University of Western Australia
PAC members with UWA researchers and chickpeas
First up was the University of  Western Australia (UWA) with researchers from the UWA Institute of Agriculture. It was a beautiful sunny day and the historic campus was showing off its best side. The group discussed common global issues for universities including research priorities, funding and how to attract students to agriculture. It was clear that everyone was passionate about agriculture and determined to engage future generations for development and sustainability of the industry.

After a busy start to the week, Dr Bo (Vietnam) was intrigued by the Centre for Sleep Science but especially interested in the Chickpea experiments. The research into water use efficiency and salinity tolerance was of particular interest to our South Asian colleagues. 

CSIRO – Floreat
We spent the afternoon with the CSIRO team at their Floreat facility. Our group was taken through the soil science basics in a demonstration of how CSIRO engages with farmers through training and field days.

Dr Bo demonstrated his soil science background by taking and examining a soil core from the CSIRO lawn

We were also shown a sheep nutrition study into the effect of diet on methane production and productivity, a new saltbush variety, and productivity testing of new lupin accessions recently collected from the Fertile Crescent region. 

Day 2 – Bunbury

Department of Agriculture and Food

Day 2 was a bus tour with Western Australia’s Department of Agriculture and Food (DAFWA). We visited a seed potato farm, a dairy farm and a vegetable packaging facility. The group gained a lot from interacting with the farmers and learning about the industry from their perspective. 

Wearing biosecure and fashionable plastic shoe covers to inspect the seed potato crop

At the DAFWA office we learned about the wine industry (even tasting a couple of new varieties) and a fledgling jujube (Chinese red date) industry. Some PAC members wondered why they weren’t exporting jujube to Australia at those prices!

Day 3 – Perth

Crawford Fund
We started the final day with a breakfast hosted by the Western Australian committee of the Crawford Fund. PAC members were very interested in the potential collaboration and training opportunities for their researchers back home.

Ruth Oniang'o (Kenya) and Leah Buendia (Philippines) show off their fluoro vests
Australian Grains Centre and Murdoch University
Next we headed off on the bus for a tour of the impressive Australian Grains Centre at the CBH bulk grain storage and handling facility, and a visit to Murdoch University

In an example of projects delivering benefits to both Australia and our developing-partner countries, we were shown an experiment focused on improving legume productivity through development of the rhizobia (nitrogen-fixing bacteria). Legume species collected from South Africa were being tested for their potential in improving Western Australian grazing systems.
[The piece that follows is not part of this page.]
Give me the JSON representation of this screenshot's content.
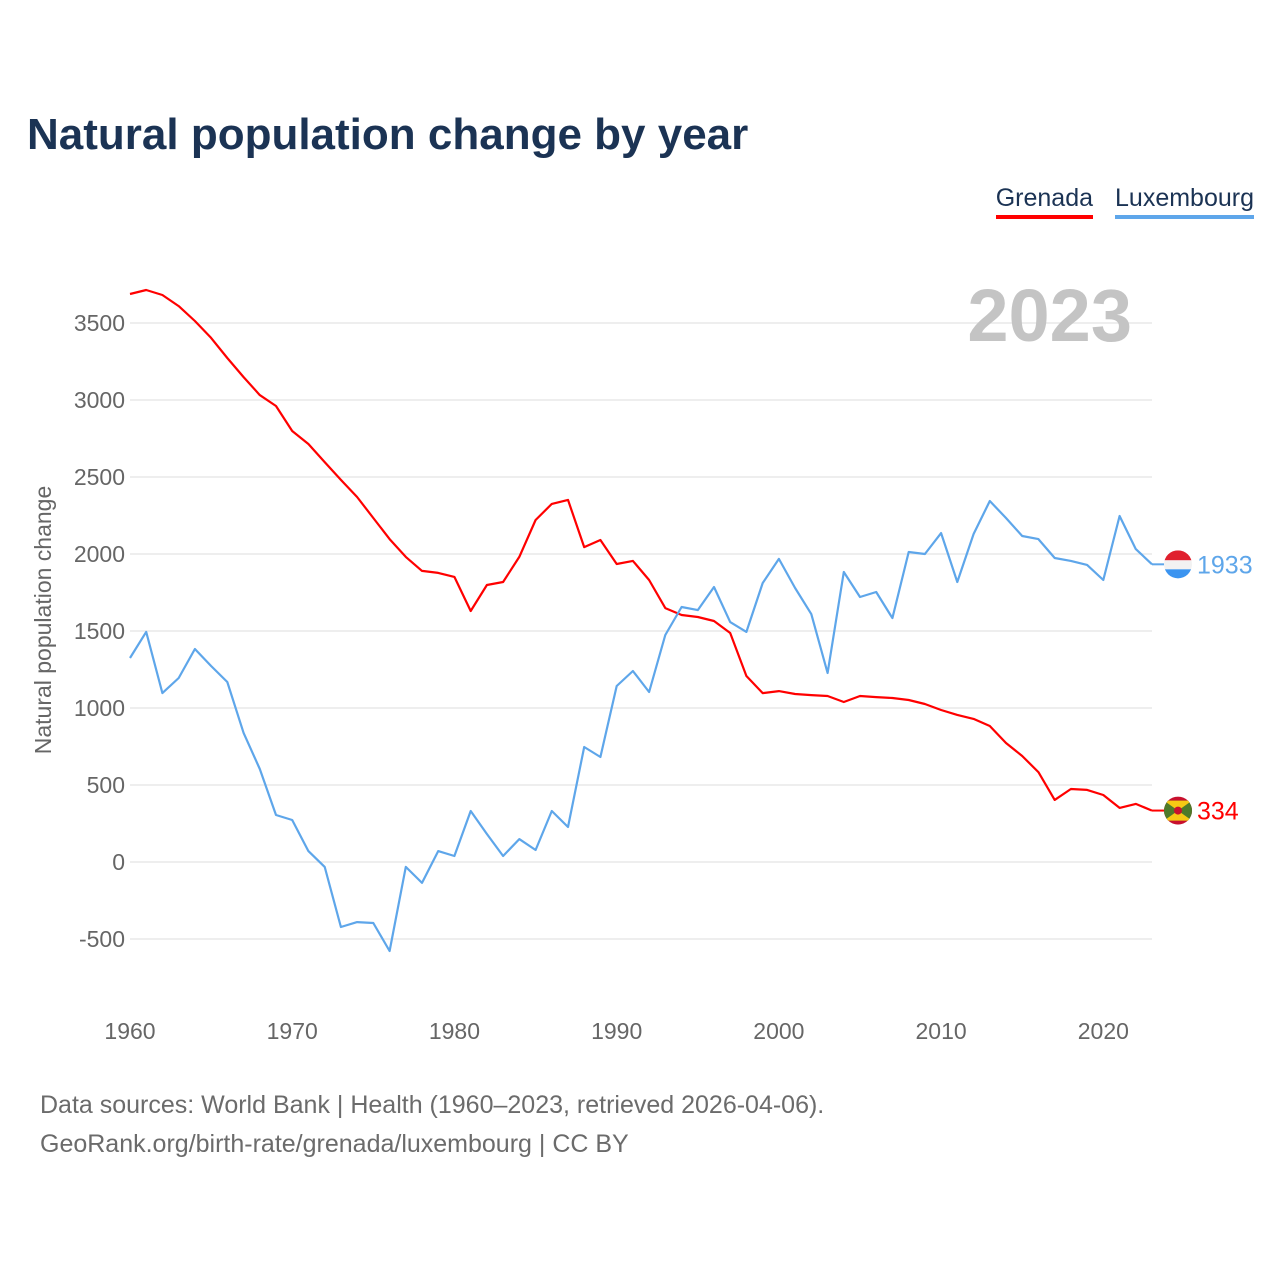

Ruth Oniang’o (Kenya) was particularly impressed with the African focus of the Murdoch team and was interested in further engagement with the researchers. 

Kings Park and Botanic Garden

Mr Xaypladeth from Laos taking a selfie with Perth in the background
We finished the day with a visit to Kings Park and Botanic Garden, and were fortunate enough to be guided by our enthusiastic, former botanist, bus driver Laurie. After a couple of quick snaps overlooking Perth and at the end of a very busy week, there was still some time for exploring the city and shopping! The tradition of gift-giving remains strong amongst our Councillors and they welcomed the opportunity to buy some Australian souvenirs to present to colleagues back home.  

It was a very productive, interesting, funny and exhausting week. Everyone seemed to have confidence in my calm exterior and trusted I had everything in control. Underneath though I was extremely relieved each day as we arrived and departed on time, didn’t get lost and, most importantly, didn’t lose anyone along the way.